How many click through stuff with "Yet another BS alert to get rid of. Go away, I want to actually use my computer." The WWW has long ago deadened most to annoying spam popup authorizations.
So the argument is actually I know better and because I know
better my decision should be forced on others for their safety.
It's easy to make this argument when you believe you have the truth on your side but what happens when you're on the other side of someone else's obvious truth— secure boot can't be disabled, you can only install apps from the app store, programmatic ad blocking is too dangerous, replacement parts have to be genuine, you're forbidden from performing maintenance on your electric car, we can't let you have unrestricted AI access, we couldn't possibly let you see the source code of your cellular chip, we scan all your private photo uploads for csam, all for your safety of course.
> secure boot can't be disabled - arguing for the ability of fine scale control on "secure boot"
> only install apps from the app store - arguing for "install apps with known behaviors" and "specifically identified hardware access"

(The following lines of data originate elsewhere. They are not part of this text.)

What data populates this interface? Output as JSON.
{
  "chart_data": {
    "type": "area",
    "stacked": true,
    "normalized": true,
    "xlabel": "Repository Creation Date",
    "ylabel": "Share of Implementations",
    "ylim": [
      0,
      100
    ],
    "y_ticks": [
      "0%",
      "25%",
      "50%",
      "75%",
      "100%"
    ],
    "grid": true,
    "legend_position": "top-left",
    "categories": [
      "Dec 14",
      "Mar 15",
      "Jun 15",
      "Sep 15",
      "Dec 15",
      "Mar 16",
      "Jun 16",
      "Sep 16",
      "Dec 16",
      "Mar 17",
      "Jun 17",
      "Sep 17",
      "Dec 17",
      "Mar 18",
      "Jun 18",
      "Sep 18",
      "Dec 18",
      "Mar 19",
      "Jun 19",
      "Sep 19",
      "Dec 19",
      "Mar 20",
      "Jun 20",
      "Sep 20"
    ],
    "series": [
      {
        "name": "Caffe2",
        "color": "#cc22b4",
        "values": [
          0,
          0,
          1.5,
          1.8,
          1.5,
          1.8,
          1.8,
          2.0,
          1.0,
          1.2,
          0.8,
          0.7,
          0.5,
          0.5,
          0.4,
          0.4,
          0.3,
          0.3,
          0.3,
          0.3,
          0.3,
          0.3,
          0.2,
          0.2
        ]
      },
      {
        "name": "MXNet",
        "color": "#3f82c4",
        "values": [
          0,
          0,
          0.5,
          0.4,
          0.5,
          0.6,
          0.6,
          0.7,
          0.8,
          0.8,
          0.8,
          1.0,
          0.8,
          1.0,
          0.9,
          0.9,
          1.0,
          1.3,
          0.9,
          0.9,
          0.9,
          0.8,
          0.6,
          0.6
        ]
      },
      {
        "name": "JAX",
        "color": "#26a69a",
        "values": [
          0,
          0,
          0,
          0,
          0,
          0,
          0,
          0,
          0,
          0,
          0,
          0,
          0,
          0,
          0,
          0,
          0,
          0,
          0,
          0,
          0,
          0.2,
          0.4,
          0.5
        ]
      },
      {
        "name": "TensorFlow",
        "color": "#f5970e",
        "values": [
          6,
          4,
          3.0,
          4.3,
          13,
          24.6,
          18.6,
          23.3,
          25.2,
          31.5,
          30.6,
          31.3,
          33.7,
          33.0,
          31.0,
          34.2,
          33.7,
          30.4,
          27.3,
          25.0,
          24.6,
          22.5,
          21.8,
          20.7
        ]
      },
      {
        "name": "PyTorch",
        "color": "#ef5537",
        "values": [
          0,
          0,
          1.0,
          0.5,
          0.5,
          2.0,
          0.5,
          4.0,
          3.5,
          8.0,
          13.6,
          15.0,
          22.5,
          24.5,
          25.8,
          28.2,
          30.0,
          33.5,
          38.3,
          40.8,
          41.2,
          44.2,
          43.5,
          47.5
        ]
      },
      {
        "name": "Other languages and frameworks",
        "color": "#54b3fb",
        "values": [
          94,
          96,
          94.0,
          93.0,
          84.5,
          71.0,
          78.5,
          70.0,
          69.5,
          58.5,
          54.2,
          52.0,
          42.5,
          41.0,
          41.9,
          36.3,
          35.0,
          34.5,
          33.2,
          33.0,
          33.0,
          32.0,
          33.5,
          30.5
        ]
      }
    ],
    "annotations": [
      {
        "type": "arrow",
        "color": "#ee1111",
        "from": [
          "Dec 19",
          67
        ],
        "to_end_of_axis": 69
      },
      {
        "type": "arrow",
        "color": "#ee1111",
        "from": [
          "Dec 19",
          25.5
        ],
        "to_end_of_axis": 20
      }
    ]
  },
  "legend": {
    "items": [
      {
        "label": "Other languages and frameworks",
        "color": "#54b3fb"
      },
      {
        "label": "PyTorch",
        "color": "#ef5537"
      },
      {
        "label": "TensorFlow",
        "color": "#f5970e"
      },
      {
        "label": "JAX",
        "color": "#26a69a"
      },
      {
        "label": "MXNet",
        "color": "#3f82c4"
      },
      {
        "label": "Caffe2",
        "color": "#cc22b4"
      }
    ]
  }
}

> programmatic ad blocking is too dangerous - arguing for fine scale filters that the user has awareness of and the ability to choose specific types of content to remove
> replacement parts have to be genuine - arguing for "parts with tested and verified behaviors" documented by a reliable testing agency with layers of verifiable history and previous known functional parts supported by users with well documented case study examples
> forbidden from performing maintenance on your electric car - arguing for "you as the user can do literally anything you want to your own car (within the known legal limits of your state or nationality)" rather than having the auto company install a bunch of secondary BS you have no idea what its actually doing
> we can't let you have unrestricted AI access - arguing "each user can download whatever variation of each 'AI' each user desires tailored toward their own specific use cases"
> let you see the source code of your cellular chip - arguing for the "right to maintain, disassemble, and repair your own hardware" if you've bought the hardware
> we scan all your private photo uploads for csam - arguing for "no one anywhere is allowed to have external access to your hardware without an extremely well documented rationale."
They're all real life examples of some person or group arguing for denying users control of or access to their own systems under the pretense that denials are for the user's safety or best interest. And that interest is so self-evident that the decision should be made for them because we know better than they do.
You're making the exact same case for the scare screens Android uses.
Honestly at this point did they actually bother to make something specifically built and trained to remove sensitive data or did they just modify a system prompt to "Don't save possibly sensitive data like credit card numbers" and hope that an LLM could magically handle this properly?
Why do I have a feeling its the later given all of the other issues around this entire thing.
"Microsoft continues to have a terrible abusive relationship with its customers. It's what Microsoft wants, not what the customer wants."
Yup, that pretty much sums up why I left for Linux.